矩阵快速幂（模板）

转载请注明出处：http://blog.csdn.net/u012860063?viewmode=contents

Description

You have to find the nth term of the following function:

f(n) = a * f(n-1) + b * f(n-3) + c, if(n > 2)

= 0, if(n ≤ 2)

Input

Input starts with an integer T (≤ 100), denoting the number of test cases.

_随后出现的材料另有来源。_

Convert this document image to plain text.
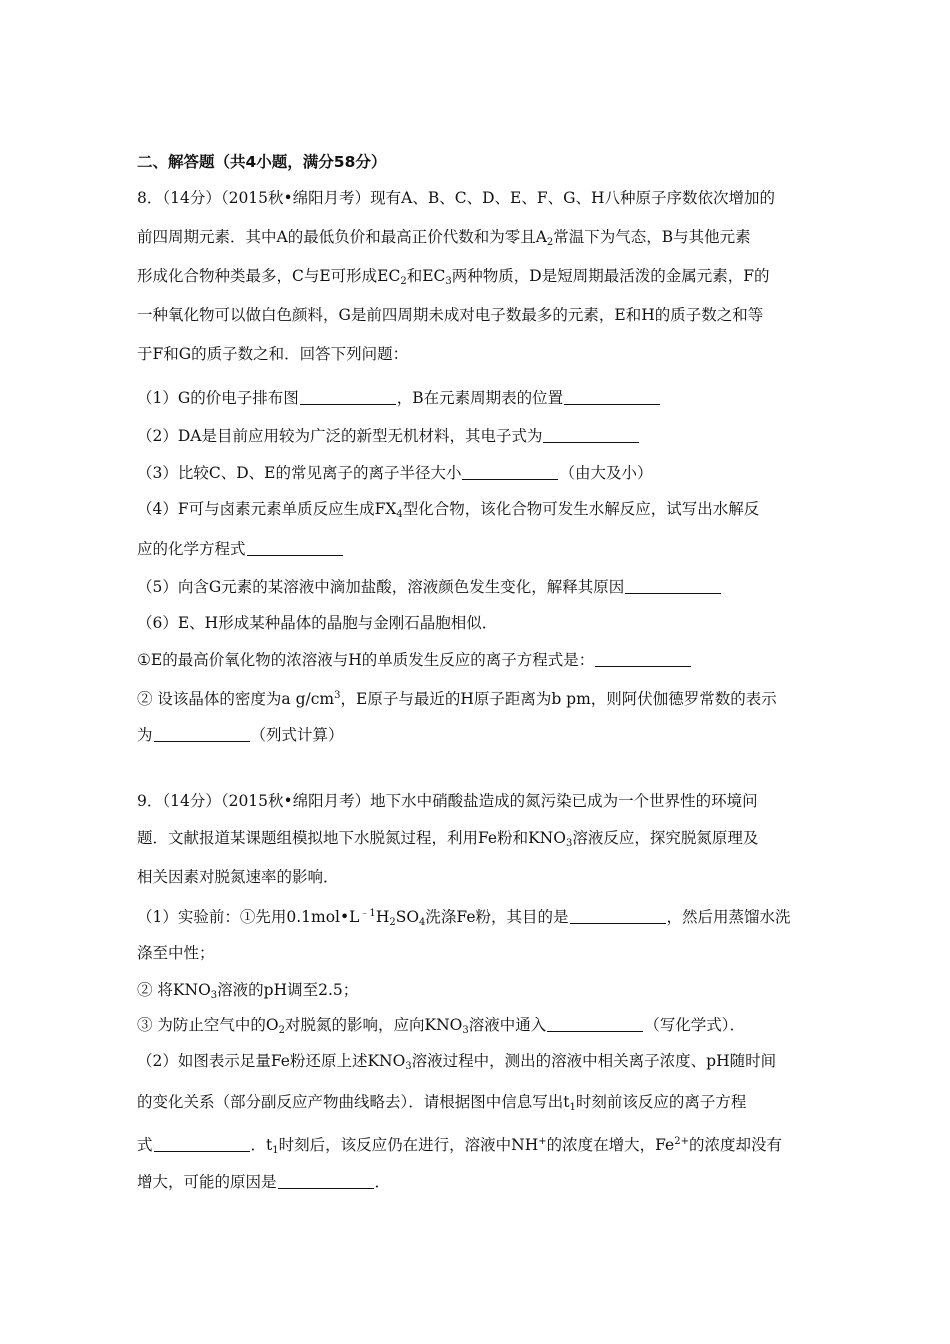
二、解答题（共4小题，满分58分）
8．（14分）（2015秋•绵阳月考）现有A、B、C、D、E、F、G、H八种原子序数依次增加的
前四周期元素．其中A的最低负价和最高正价代数和为零且$A_2$常温下为气态，B与其他元素
形成化合物种类最多，C与E可形成$EC_2$和$EC_3$两种物质，D是短周期最活泼的金属元素，F的
一种氧化物可以做白色颜料，G是前四周期未成对电子数最多的元素，E和H的质子数之和等
于F和G的质子数之和．回答下列问题：
（1）G的价电子排布图	，B在元素周期表的位置
（2）DA是目前应用较为广泛的新型无机材料，其电子式为
（3）比较C、D、E的常见离子的离子半径大小	（由大及小）
（4）F可与卤素元素单质反应生成$FX_4$型化合物，该化合物可发生水解反应，试写出水解反
应的化学方程式
（5）向含G元素的某溶液中滴加盐酸，溶液颜色发生变化，解释其原因
（6）E、H形成某种晶体的晶胞与金刚石晶胞相似．
①E的最高价氧化物的浓溶液与H的单质发生反应的离子方程式是：
② 设该晶体的密度为a $g/cm^3$，E原子与最近的H原子距离为b pm，则阿伏伽德罗常数的表示
为	（列式计算）
9．（14分）（2015秋•绵阳月考）地下水中硝酸盐造成的氮污染已成为一个世界性的环境问
题．文献报道某课题组模拟地下水脱氮过程，利用Fe粉和$KNO_3$溶液反应，探究脱氮原理及
相关因素对脱氮速率的影响．
（1）实验前：①先用$0.1mol•L^{﹣1}H_2SO_4$洗涤Fe粉，其目的是	，然后用蒸馏水洗
涤至中性；
② 将$KNO_3$溶液的pH调至2.5；
③ 为防止空气中的$O_2$对脱氮的影响，应向$KNO_3$溶液中通入	（写化学式）．
（2）如图表示足量Fe粉还原上述$KNO_3$溶液过程中，测出的溶液中相关离子浓度、pH随时间
的变化关系（部分副反应产物曲线略去）．请根据图中信息写出$t_1$时刻前该反应的离子方程
式	．$t_1$时刻后，该反应仍在进行，溶液中NH+的浓度在增大，$Fe^{2+}$的浓度却没有
增大，可能的原因是	．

Each case contains four integers n (0 ≤ n ≤ 108),a b c (1 ≤ a, b, c ≤ 10000).

Output

For each case, print the case number and f(n) modulo 10007.

代码如下：

#include <cstdio>
#include <cstring>
#include <algorithm>
using namespace std;

struct Matrix
{
    int  m[5][5];
} I,A,T;
const int mod = 10007;
int a,b,n,mod;
Matrix matrixmul(Matrix a,Matrix b)
{
    int i,j,k;
    Matrix c;
    for (i=1; i<=4; i++)
        for(j=1; j<=4; j++)
        {
            c.m[i][j]=0;
            for(k=1; k<=4; k++)
            {
                c.m[i][j]+=(a.m[i][k]*b.m[k][j]);
                c.m[i][j]%=mod;
            }
        }
    return c;
}
Matrix quickpagow(int n)
{
    Matrix m=A,b=I;
    while (n>=1)
    {
        if(n&1)
            b=matrixmul(b,m);
        n=n>>1;
        m=matrixmul(m,m);
    }
    return b;
}

int main()
{
    int t,ans,i,flag=1,a,b,c;
    scanf("%d",&t);
    while(t--)
    {
        scanf("%d%d%d%d",&n,&a,&b,&c);
        memset(I.m,0,sizeof(I.m));
        memset(A.m,0,sizeof(A.m));
        for(i=1; i<=4; i++)
        {
            I.m[i][i]=1;
        }
        A.m[1][1]=a,A.m[1][2]=0,A.m[1][3]=b,A.m[1][4]=c;
        A.m[2][1]=A.m[3][2]=A.m[4][4]=1;
        if(n>=3)
        {
            T=quickpagow(n-2);//注意n-2为负的情况
            ans=0;
            printf("Case %d: %d\n",flag++,T.m[1][4]%mod);
        }
        else
            printf("Case %d: %d\n",flag++,0);
    }

    return 0;
}

Description

Let's define another number sequence, given by the following function:

f(0) = a

f(1) = b

f(n) = f(n-1) + f(n-2), n > 1

When a = 0 and b = 1, this sequence gives the Fibonacci sequence. Changing the values of a and b, you can get many different sequences. Given the values of a, b, you have to find the last m digits of f(n).

Input

Input starts with an integer T (≤ 10000), denoting the number of test cases.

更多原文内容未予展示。